New Caledonia Travel Guide

Blue Hole, Tadine, Mare
This blue hole near Tadine on Maré Island is connected to the sea.


New Caledonia consists of a cigar-shaped mainland (Grande Terre), the Isle of Pines, the Loyalty Group, and the small uninhabited dependencies of Walpole Island (125 hectares), the d'Entrecasteaux Reefs (64 hectares), and the more distant Chesterfield Islands (101 hectares). The d'Entrecasteaux Reefs consist of two separate lagoons centered on tiny Huon and Surprise Islands, with a deep strait 10 km wide between.

The territory's 18,575 square km are divided into three provinces: North Province (9,582 square km), South Province (7,012 square km), and Loyalty Islands Province (1,981 square km).

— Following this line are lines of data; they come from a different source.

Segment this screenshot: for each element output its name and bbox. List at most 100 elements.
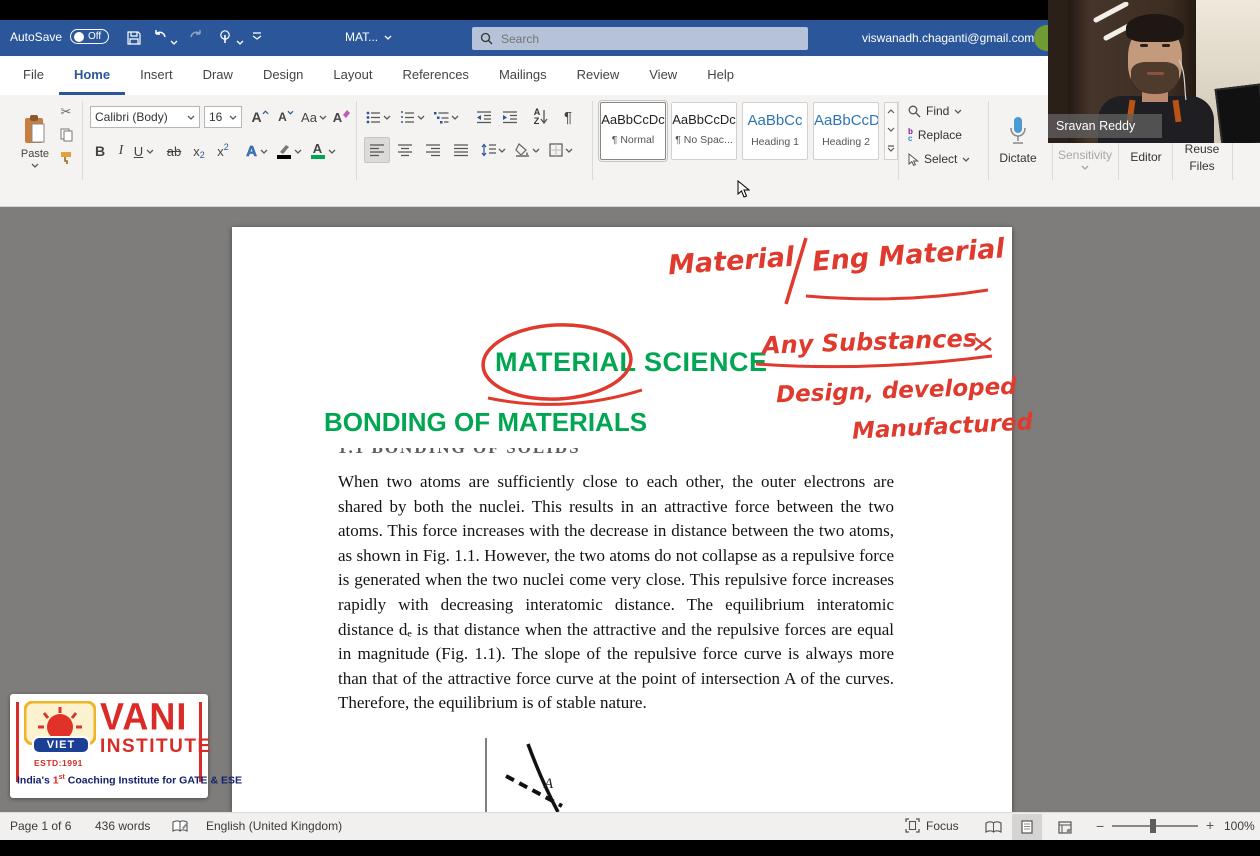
shading-button[interactable] — [512, 137, 542, 163]
document-page[interactable]: MATERIAL SCIENCE BONDING OF MATERIALS 1.… — [232, 227, 1012, 812]
multilevel-list-button[interactable] — [432, 106, 460, 128]
tab-references[interactable]: References — [387, 56, 483, 95]
cut-button[interactable]: ✂ — [56, 103, 76, 121]
document-title-menu[interactable]: MAT... — [345, 30, 392, 44]
redo-button[interactable] — [188, 29, 204, 45]
style-normal[interactable]: AaBbCcDc ¶ Normal — [600, 102, 666, 160]
undo-button[interactable] — [152, 29, 178, 45]
style-name: Heading 1 — [743, 136, 807, 148]
style-preview: AaBbCcDc — [672, 112, 736, 127]
tab-draw[interactable]: Draw — [188, 56, 248, 95]
style-heading2[interactable]: AaBbCcD Heading 2 — [813, 102, 879, 160]
underline-glyph: U — [134, 144, 143, 159]
tab-mailings[interactable]: Mailings — [484, 56, 562, 95]
tab-help[interactable]: Help — [692, 56, 749, 95]
read-mode-button[interactable] — [978, 814, 1008, 840]
font-color-button[interactable]: A — [308, 139, 338, 163]
text-effects-button[interactable]: A — [242, 139, 272, 163]
tab-file[interactable]: File — [8, 56, 59, 95]
person-beard — [1131, 62, 1179, 94]
styles-gallery-more-icon[interactable] — [887, 145, 895, 153]
subscript-mark: 2 — [200, 150, 205, 160]
change-case-button[interactable]: Aa — [300, 106, 328, 128]
subscript-button[interactable]: x2 — [188, 139, 210, 163]
style-no-spacing[interactable]: AaBbCcDc ¶ No Spac... — [671, 102, 737, 160]
styles-scroll-up-icon[interactable] — [887, 109, 895, 114]
line-spacing-button[interactable] — [478, 137, 508, 163]
numbering-button[interactable] — [398, 106, 426, 128]
zoom-level[interactable]: 100% — [1224, 819, 1255, 833]
justify-button[interactable] — [448, 137, 474, 163]
reuse-files-line2: Files — [1189, 158, 1214, 175]
copy-button[interactable] — [56, 126, 76, 144]
touch-mode-button[interactable] — [218, 29, 244, 45]
format-painter-button[interactable] — [56, 149, 76, 167]
show-marks-button[interactable]: ¶ — [556, 104, 580, 130]
style-preview: AaBbCcDc — [601, 112, 665, 127]
tab-layout[interactable]: Layout — [318, 56, 387, 95]
tab-home[interactable]: Home — [59, 56, 125, 95]
find-button[interactable]: Find — [908, 104, 962, 118]
sort-button[interactable]: AZ — [528, 104, 554, 130]
autosave-toggle[interactable]: Off — [70, 29, 109, 44]
title-chevron-icon — [384, 35, 392, 40]
grow-font-button[interactable]: A — [248, 106, 272, 128]
font-size-value: 16 — [209, 110, 222, 124]
editor-button[interactable]: Editor — [1122, 145, 1170, 169]
decrease-indent-button[interactable] — [472, 106, 496, 128]
redo-icon — [188, 29, 204, 45]
save-button[interactable] — [126, 30, 142, 46]
proofing-icon[interactable] — [172, 819, 188, 835]
viet-badge: VIET — [32, 736, 90, 754]
dictate-button[interactable]: Dictate — [992, 101, 1044, 179]
borders-grid-icon — [549, 143, 563, 157]
borders-button[interactable] — [546, 137, 576, 163]
strikethrough-button[interactable]: ab — [162, 139, 186, 163]
bullet-list-icon — [366, 111, 381, 124]
clear-formatting-button[interactable]: A — [330, 106, 354, 128]
style-heading1[interactable]: AaBbCc Heading 1 — [742, 102, 808, 160]
highlighter-icon — [277, 144, 291, 159]
shrink-font-button[interactable]: A — [274, 106, 298, 128]
font-family-combobox[interactable]: Calibri (Body) — [90, 106, 200, 128]
tab-view[interactable]: View — [634, 56, 692, 95]
word-count[interactable]: 436 words — [95, 819, 150, 833]
decrease-indent-icon — [476, 111, 492, 124]
styles-scroll-down-icon[interactable] — [887, 127, 895, 132]
align-right-button[interactable] — [420, 137, 446, 163]
bullets-button[interactable] — [364, 106, 392, 128]
styles-gallery-scroll[interactable] — [884, 102, 898, 160]
search-input[interactable] — [501, 32, 800, 46]
focus-mode-button[interactable]: Focus — [905, 818, 959, 833]
increase-indent-button[interactable] — [498, 106, 522, 128]
italic-button[interactable]: I — [112, 139, 130, 163]
align-left-button[interactable] — [364, 137, 390, 163]
web-layout-button[interactable] — [1050, 814, 1080, 840]
replace-button[interactable]: bc Replace — [908, 128, 962, 142]
tab-design[interactable]: Design — [248, 56, 318, 95]
search-box[interactable] — [472, 27, 808, 50]
select-button[interactable]: Select — [908, 152, 970, 166]
page-indicator[interactable]: Page 1 of 6 — [10, 819, 71, 833]
reuse-files-line1: Reuse — [1185, 141, 1220, 158]
align-center-button[interactable] — [392, 137, 418, 163]
print-layout-button[interactable] — [1012, 814, 1042, 840]
account-email[interactable]: viswanadh.chaganti@gmail.com — [862, 31, 1034, 45]
bold-button[interactable]: B — [90, 139, 110, 163]
tab-review[interactable]: Review — [562, 56, 635, 95]
underline-button[interactable]: U — [130, 139, 158, 163]
sensitivity-button[interactable]: Sensitivity — [1054, 143, 1116, 175]
find-label: Find — [926, 104, 949, 118]
zoom-out-button[interactable]: − — [1096, 818, 1104, 834]
zoom-slider-handle[interactable] — [1150, 819, 1156, 833]
tab-insert[interactable]: Insert — [125, 56, 188, 95]
language-indicator[interactable]: English (United Kingdom) — [206, 819, 342, 833]
highlight-color-button[interactable] — [274, 139, 304, 163]
paste-button[interactable]: Paste — [12, 101, 58, 181]
align-left-icon — [369, 144, 385, 157]
zoom-in-button[interactable]: + — [1206, 817, 1214, 833]
superscript-button[interactable]: x2 — [212, 139, 234, 163]
font-size-combobox[interactable]: 16 — [204, 106, 242, 128]
quick-access-overflow-button[interactable] — [252, 32, 262, 41]
reuse-files-button[interactable]: Reuse Files — [1176, 139, 1228, 177]
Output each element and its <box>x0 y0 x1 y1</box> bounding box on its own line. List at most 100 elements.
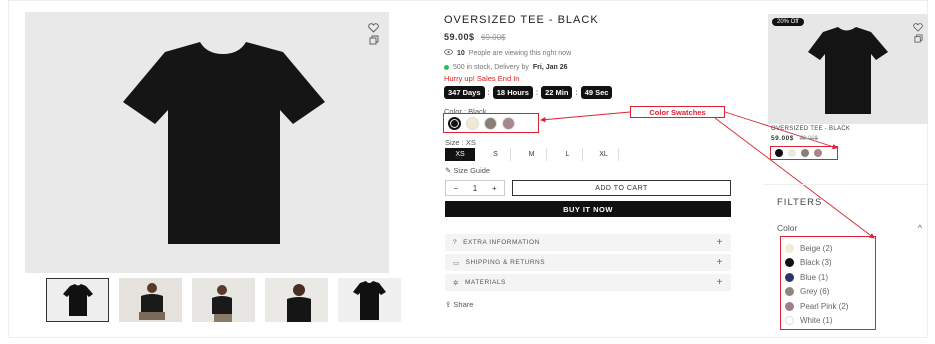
related-tshirt-image <box>808 27 888 114</box>
copy-icon[interactable] <box>369 32 379 50</box>
thumbnail-1[interactable] <box>46 278 109 322</box>
thumbnail-2[interactable] <box>119 278 182 322</box>
sparkle-icon: ✲ <box>453 279 459 287</box>
plus-icon: + <box>716 237 723 248</box>
add-to-cart-button[interactable]: ADD TO CART <box>512 180 731 196</box>
copy-icon[interactable] <box>914 30 923 48</box>
size-m[interactable]: M <box>517 148 547 161</box>
timer-colon: : <box>575 88 578 97</box>
swatch-beige[interactable] <box>466 116 479 130</box>
timer-days: 347 Days <box>444 86 485 99</box>
filter-color-blue[interactable]: Blue (1) <box>785 270 875 285</box>
timer-colon: : <box>535 88 539 97</box>
size-guide-link[interactable]: ✎ Size Guide <box>445 166 490 175</box>
size-guide-label: Size Guide <box>453 166 491 175</box>
related-price: 59.00$ <box>771 135 794 142</box>
swatch-black[interactable] <box>448 116 461 130</box>
plus-icon: + <box>716 257 723 268</box>
size-selector: XS S M L XL <box>445 148 619 161</box>
price-row: 59.00$ 69.00$ <box>444 32 744 42</box>
viewers-text: People are viewing this right now <box>468 49 572 57</box>
size-l[interactable]: L <box>553 148 583 161</box>
product-old-price: 69.00$ <box>481 33 506 42</box>
plus-icon: + <box>716 277 723 288</box>
related-swatch-beige[interactable] <box>788 149 796 157</box>
size-s[interactable]: S <box>481 148 511 161</box>
share-link[interactable]: ⇪ Share <box>445 300 473 309</box>
product-page: OVERSIZED TEE - BLACK 59.00$ 69.00$ 10 P… <box>0 0 935 344</box>
color-filter-heading[interactable]: Color <box>777 223 797 233</box>
related-color-swatches <box>770 146 838 160</box>
thumbnail-5[interactable] <box>338 278 401 322</box>
filter-color-pearl-pink[interactable]: Pearl Pink (2) <box>785 299 875 314</box>
filter-color-beige[interactable]: Beige (2) <box>785 241 875 256</box>
timer-hours: 18 Hours <box>492 86 533 99</box>
truck-icon: ▭ <box>453 259 460 267</box>
color-dot <box>785 287 794 297</box>
color-dot <box>785 316 794 326</box>
filter-color-white[interactable]: White (1) <box>785 314 875 329</box>
share-icon: ⇪ <box>445 300 452 309</box>
eye-icon <box>444 49 453 57</box>
thumbnail-3[interactable] <box>192 278 255 322</box>
product-title: OVERSIZED TEE - BLACK <box>444 14 599 26</box>
thumbnail-strip <box>46 278 401 322</box>
color-dot <box>785 243 794 253</box>
swatch-pearl-pink[interactable] <box>502 116 515 130</box>
filter-label: Black (3) <box>800 258 832 268</box>
share-label: Share <box>453 300 474 309</box>
accordion-label: EXTRA INFORMATION <box>463 239 540 246</box>
accordion-materials[interactable]: ✲ MATERIALS + <box>445 274 731 291</box>
filter-label: Beige (2) <box>800 243 833 253</box>
thumbnail-4[interactable] <box>265 278 328 322</box>
qty-plus-button[interactable]: + <box>492 184 497 193</box>
swatch-grey[interactable] <box>484 116 497 130</box>
buy-now-button[interactable]: BUY IT NOW <box>445 201 731 217</box>
chevron-up-icon[interactable]: ^ <box>918 223 922 233</box>
related-price-row: 59.00$ 69.00$ <box>771 135 818 142</box>
related-swatch-pearl-pink[interactable] <box>814 149 822 157</box>
related-product-name[interactable]: OVERSIZED TEE - BLACK <box>771 126 850 132</box>
question-icon: ? <box>453 239 458 246</box>
filter-label: Grey (6) <box>800 287 830 297</box>
accordion-extra-information[interactable]: ? EXTRA INFORMATION + <box>445 234 731 251</box>
stock-line: 500 in stock, Delivery by Fri, Jan 26 <box>444 64 744 71</box>
main-product-image[interactable] <box>25 12 389 273</box>
size-label: Size : XS <box>445 138 476 147</box>
hurry-text: Hurry up! Sales End In <box>444 74 520 83</box>
stock-dot-icon <box>444 65 449 70</box>
related-old-price: 69.00$ <box>799 136 819 142</box>
product-details: OVERSIZED TEE - BLACK 59.00$ 69.00$ 10 P… <box>444 14 744 116</box>
related-swatch-grey[interactable] <box>801 149 809 157</box>
qty-value[interactable]: 1 <box>473 184 477 193</box>
color-swatches-callout: Color Swatches <box>630 106 725 118</box>
filter-color-grey[interactable]: Grey (6) <box>785 285 875 300</box>
quantity-stepper: − 1 + <box>445 180 505 196</box>
related-product-image[interactable]: 20% Off <box>768 14 928 124</box>
filter-label: Blue (1) <box>800 272 829 282</box>
delivery-date: Fri, Jan 26 <box>532 64 568 71</box>
product-price: 59.00$ <box>444 32 475 42</box>
stock-text: 500 in stock, Delivery by <box>453 64 529 71</box>
related-swatch-black[interactable] <box>775 149 783 157</box>
discount-badge: 20% Off <box>772 18 804 26</box>
color-dot <box>785 301 794 311</box>
accordion-shipping-returns[interactable]: ▭ SHIPPING & RETURNS + <box>445 254 731 271</box>
size-xl[interactable]: XL <box>589 148 619 161</box>
qty-minus-button[interactable]: − <box>453 184 458 193</box>
accordion-label: SHIPPING & RETURNS <box>465 259 546 266</box>
tshirt-image <box>123 42 325 244</box>
color-filter-list: Beige (2) Black (3) Blue (1) Grey (6) Pe… <box>780 236 876 330</box>
filter-label: White (1) <box>800 316 833 326</box>
viewers-line: 10 People are viewing this right now <box>444 49 744 57</box>
color-dot <box>785 272 794 282</box>
color-swatches <box>443 113 539 133</box>
countdown-timer: 347 Days : 18 Hours : 22 Min : 49 Sec <box>444 86 744 99</box>
filter-color-black[interactable]: Black (3) <box>785 256 875 271</box>
timer-min: 22 Min <box>541 86 573 99</box>
filters-title: FILTERS <box>777 197 823 208</box>
timer-colon: : <box>487 88 490 97</box>
size-xs[interactable]: XS <box>445 148 475 161</box>
color-dot <box>785 258 794 268</box>
accordion-label: MATERIALS <box>464 279 506 286</box>
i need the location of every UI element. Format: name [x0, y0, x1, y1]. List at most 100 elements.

Grande Terre is part of the great fold in the earth's surface that runs from the central highlands of Papua New Guinea to the northern peninsula of New Zealand. The geology is complex, with metamorphic, sedimentary, and volcanic rock present.

Grande Terre is 400 km long and 50 km wide, the sixth-largest island in the Southwest Pacific (after New Guinea, the two islands of New Zealand, Tasmania, and New Britain).

Grande Terre is a fragment on the ancient continent of Gondwana of 60 million years ago. It's slowly sinking as the Indo-Australian Plate pushes under the Pacific Plate to the east; the winding, indented coastline is a result of this submergence. Ten km off both coasts is the second-longest barrier reef in the world, which marks how big the island once was. New Caledonia has a larger area of coral reefs than any other South Pacific territory.

The Loyalty Islands, on the other hand, are uplifted atolls with no rivers but many limestone caves. Maré, Tiga, Lifou, and Ouvéa form a chain 100 km east of Grande Terre. The Belep Islands and Isle of Pines are geological extensions of the main island. Walpole Island, 130 km east of the Isle of Pines, is also an uplifted limestone island three km long and 400 meters wide, with no protective reef around its 70-meter-high cliffs. Guano (fertilizer) was exploited here in 1910-36. The Huon Islands consist of four tiny coral islands 275 km northwest of Grande Terre, while the Chesterfields are 11 coral islets on a reef in the Coral Sea 550 km west-northwest of the main island. All of these dependencies are home to many species of seabirds.